Wednesday, April 8, 2009

Old books, their writers and readers

I have spent much of the past 2 months reading the minutes of the Literature Club of Hastings-on-Hudson, from 1909 to the present, and to show for it I have a crick in my neck, a better appreciation for good penmanship and a pile of books from the library, books that were read and discussed by the ladies but have since been forgotten, only to be found in library stacks and dusty book sales.
You recall Louis Adamic? If not, see February 22. I have discovered Oliver Onions (not the Oliver Onions with a Dune Buggy video on You Tube) who wrote what some consider the best horror story ever, The Beckoning Fair One. (I would demur but then what do I know about horror stories? I find them unreadable.) I read about Agnes Keith and immediately got her memoir of Japanese prison camp in Borneo from the library. More on that another time. I asked myself, Who was Malvina Hoffman? It turns out she was a sculptor who created a series of life size sculptures of the various races (105) for the Field Museum, as chronicled in her book, Heads and Tales. All of them are now mothballed, being profoundly un-politically correct.
If you are from South Africa or England you probably know all about Laurens van der Post, but I was ignorant. Just yesterday (in the creepy waiting room of a retina specialist that I eventually fled, having decided that I didn’t want to see this doctor who kept very elderly people, and me, waiting for untold hours) I started reading The Lost World of the Kalahari, and discovered the honey hunting Bushmen. They are valiant honey hunters, climbing up rock faces and tall trees with their bare hands and feet to extract honey from hives in crevasses. They use special herbs to smoke the bees. These are African bees, feistier and fiercer than our gentle Italians, but according to van der Post they rarely sting the bushmen, just enough to remind them that they are bees. In her classic reference work, Beekeeping and Honey Hunting,the late lamented Eva Crane discusses in great detail the African honey hunters, but that was not read by the ladies of the Literature Club.

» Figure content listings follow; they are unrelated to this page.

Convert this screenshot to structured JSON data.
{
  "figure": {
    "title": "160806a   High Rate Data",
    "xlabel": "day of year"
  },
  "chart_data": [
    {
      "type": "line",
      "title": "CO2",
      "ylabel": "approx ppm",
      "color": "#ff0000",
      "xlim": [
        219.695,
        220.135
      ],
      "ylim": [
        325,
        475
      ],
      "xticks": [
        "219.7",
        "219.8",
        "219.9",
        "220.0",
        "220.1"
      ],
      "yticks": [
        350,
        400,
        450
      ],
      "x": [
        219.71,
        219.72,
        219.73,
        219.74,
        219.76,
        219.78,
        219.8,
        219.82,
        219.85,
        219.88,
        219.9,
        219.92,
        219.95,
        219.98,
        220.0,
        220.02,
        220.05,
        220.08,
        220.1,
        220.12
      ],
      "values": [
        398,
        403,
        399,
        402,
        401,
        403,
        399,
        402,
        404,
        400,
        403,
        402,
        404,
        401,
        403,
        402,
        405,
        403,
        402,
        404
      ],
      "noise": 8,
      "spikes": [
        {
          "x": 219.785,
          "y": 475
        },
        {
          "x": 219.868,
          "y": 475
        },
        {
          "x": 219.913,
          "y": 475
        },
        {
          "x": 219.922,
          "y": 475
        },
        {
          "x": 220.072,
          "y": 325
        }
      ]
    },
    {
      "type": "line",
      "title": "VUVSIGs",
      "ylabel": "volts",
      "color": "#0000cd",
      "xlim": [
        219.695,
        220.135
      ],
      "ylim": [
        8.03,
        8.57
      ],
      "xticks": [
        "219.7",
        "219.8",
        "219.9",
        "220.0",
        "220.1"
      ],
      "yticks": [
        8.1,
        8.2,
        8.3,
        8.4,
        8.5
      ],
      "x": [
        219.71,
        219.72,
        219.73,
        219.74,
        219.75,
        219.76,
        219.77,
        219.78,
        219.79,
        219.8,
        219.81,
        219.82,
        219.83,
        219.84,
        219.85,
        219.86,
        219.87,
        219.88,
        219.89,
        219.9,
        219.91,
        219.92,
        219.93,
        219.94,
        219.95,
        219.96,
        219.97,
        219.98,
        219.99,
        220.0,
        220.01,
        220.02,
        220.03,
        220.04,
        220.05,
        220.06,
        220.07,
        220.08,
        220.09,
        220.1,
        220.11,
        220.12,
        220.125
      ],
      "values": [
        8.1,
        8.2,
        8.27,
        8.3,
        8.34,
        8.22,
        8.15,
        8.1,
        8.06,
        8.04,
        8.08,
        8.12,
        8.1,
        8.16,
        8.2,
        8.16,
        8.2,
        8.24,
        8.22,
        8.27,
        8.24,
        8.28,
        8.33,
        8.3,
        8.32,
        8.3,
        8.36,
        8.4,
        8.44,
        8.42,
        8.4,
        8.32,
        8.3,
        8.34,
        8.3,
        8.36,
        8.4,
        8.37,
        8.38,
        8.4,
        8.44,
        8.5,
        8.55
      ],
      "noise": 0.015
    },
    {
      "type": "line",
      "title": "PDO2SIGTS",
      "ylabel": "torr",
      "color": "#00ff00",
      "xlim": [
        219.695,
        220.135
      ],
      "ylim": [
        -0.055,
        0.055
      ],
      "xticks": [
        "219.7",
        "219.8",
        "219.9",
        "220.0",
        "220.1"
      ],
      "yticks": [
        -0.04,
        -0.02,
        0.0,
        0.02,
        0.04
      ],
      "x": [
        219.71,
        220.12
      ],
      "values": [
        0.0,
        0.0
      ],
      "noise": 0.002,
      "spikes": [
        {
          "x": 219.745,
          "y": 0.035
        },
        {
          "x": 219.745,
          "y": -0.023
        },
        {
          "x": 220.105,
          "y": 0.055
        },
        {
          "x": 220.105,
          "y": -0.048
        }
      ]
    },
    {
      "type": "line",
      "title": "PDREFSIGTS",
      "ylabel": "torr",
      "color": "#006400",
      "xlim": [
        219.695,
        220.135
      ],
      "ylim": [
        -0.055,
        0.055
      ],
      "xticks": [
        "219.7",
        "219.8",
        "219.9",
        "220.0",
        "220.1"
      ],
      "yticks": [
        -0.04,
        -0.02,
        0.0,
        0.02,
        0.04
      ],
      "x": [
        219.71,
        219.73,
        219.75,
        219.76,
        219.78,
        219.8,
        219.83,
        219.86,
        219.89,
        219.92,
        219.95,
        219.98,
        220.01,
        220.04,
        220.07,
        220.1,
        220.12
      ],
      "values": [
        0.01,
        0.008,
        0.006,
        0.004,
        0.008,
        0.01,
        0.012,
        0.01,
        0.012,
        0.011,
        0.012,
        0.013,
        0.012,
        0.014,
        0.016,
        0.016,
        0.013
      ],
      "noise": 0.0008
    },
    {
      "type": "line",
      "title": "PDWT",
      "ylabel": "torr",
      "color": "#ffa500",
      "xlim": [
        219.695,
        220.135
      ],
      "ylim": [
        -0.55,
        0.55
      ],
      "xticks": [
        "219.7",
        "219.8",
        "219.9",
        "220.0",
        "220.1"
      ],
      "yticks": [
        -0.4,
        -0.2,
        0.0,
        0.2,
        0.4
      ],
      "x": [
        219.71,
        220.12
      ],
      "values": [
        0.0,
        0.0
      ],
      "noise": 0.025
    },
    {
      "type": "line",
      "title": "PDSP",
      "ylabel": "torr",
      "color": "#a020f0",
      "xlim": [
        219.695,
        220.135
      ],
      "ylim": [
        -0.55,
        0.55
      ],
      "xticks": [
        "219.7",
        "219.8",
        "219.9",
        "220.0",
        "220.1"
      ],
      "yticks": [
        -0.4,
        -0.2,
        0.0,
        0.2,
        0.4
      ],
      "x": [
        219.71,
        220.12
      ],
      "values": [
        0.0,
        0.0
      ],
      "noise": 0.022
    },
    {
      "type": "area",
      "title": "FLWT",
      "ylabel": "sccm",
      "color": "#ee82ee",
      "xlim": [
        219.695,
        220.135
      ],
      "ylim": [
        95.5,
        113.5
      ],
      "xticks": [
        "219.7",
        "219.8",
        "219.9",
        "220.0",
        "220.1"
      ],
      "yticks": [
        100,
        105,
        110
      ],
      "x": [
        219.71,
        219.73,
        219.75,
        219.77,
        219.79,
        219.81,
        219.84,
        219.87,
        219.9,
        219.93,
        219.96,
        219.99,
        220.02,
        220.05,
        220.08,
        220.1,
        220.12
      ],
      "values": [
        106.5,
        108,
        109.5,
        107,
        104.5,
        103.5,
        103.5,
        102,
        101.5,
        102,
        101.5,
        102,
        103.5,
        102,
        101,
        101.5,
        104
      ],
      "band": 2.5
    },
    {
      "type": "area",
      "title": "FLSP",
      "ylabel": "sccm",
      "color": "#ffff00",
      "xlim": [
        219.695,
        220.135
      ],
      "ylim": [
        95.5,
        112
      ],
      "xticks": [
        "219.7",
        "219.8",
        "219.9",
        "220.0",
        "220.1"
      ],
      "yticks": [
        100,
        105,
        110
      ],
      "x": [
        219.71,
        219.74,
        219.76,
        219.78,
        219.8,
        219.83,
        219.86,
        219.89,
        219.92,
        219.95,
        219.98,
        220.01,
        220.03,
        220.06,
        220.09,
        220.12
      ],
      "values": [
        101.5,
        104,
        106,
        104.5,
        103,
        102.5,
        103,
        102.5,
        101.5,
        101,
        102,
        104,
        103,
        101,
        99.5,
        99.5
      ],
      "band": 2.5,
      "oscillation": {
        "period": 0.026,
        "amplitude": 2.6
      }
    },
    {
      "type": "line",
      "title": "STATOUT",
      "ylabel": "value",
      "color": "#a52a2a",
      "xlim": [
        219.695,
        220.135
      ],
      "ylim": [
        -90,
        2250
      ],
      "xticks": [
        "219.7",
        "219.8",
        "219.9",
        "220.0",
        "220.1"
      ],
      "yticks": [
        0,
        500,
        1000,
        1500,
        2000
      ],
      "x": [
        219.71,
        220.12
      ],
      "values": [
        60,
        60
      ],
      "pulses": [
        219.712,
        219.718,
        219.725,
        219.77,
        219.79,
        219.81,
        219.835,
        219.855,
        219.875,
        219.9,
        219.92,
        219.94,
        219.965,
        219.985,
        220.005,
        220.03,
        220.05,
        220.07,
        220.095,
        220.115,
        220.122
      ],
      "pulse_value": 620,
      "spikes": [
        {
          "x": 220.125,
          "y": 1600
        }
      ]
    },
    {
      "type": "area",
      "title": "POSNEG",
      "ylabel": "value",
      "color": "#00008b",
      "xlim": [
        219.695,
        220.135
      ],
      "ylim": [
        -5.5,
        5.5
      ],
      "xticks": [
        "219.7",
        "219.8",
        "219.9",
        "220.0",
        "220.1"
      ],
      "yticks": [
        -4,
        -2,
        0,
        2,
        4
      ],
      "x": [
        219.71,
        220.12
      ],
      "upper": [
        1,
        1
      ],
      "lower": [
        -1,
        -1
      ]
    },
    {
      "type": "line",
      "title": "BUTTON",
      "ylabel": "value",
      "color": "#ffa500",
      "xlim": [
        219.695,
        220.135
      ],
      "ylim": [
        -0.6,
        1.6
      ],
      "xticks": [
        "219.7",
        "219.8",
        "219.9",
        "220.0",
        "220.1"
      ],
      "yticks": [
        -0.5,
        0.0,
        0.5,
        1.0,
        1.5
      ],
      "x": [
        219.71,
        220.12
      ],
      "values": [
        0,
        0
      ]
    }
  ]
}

I was especially delighted about the bees because for a while now – often as he rubs the aforementioned crick in my neck – CSB has questioned where I am going with this project. Good question, of course. What are they paying you?” he asks. Very funny, I say. The pleasure of it. I know that deep in his heart – very deep, China perhaps – CSB too thinks this is a fascinating task. But discovering the Bushmen honey hunters felt like an excellent bonus.